The show kicks off with a room of frog-filled neon strip lights by Dora Budor, flickering and threatening to drop their amphibian loads on you as you walk under them. On the walls, black and white photos by the surrealist Pierre Molinier find him nude and prostrated in stockings. The whole room feels seedy, sensual and private.

There’s more nudity: naked figures splay across the walls in the next room, a man lays vulnerably akimbo in a brilliant Celia Hempton painting, a defiantly sassy woman strikes a pose in a Julian Opie light box (very possibly the only Opie work I’ve ever liked). There are implications of nudity too: discarded fur coats in Zoe Williams’s bright pink neon installation, beads of condensation on Prem Sahib’s black sheet of aluminium.

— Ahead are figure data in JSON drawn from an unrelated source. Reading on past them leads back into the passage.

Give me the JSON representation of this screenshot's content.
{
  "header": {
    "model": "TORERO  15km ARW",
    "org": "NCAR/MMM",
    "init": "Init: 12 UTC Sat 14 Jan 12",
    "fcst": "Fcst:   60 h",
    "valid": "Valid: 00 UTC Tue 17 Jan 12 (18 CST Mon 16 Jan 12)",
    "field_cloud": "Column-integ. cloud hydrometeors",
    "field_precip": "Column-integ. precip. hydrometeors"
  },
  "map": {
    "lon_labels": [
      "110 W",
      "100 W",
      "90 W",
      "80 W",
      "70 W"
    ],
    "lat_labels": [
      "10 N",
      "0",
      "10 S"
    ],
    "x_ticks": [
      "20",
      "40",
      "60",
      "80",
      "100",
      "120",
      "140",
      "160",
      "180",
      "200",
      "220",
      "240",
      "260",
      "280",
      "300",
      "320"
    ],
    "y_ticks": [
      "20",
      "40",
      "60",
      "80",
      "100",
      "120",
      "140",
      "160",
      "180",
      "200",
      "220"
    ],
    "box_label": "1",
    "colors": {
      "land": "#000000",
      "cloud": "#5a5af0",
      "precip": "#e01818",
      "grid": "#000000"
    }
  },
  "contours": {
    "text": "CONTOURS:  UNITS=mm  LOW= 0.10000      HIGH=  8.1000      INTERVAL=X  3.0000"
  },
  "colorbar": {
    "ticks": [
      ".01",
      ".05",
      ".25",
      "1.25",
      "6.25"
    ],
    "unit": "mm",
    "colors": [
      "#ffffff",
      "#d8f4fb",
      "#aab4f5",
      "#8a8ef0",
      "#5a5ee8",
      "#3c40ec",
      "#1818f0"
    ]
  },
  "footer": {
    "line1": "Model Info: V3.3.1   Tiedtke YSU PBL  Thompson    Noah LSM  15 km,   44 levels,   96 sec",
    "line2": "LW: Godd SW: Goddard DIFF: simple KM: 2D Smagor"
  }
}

It doesn’t stop at the body though. The brilliant Theaster Gates drips thick tar down a canvas, Danh Vo frames an electric chair, Megan Rooney rips apart discarded mattresses.

Not everything here is good, but by throwing all of this art together, the show tries to say that just existing is political. Breathing, sweating, shagging, living; none of it’s done in a bubble. Maybe even reading this is political, in its own way. Welcome to the revolution, comrade.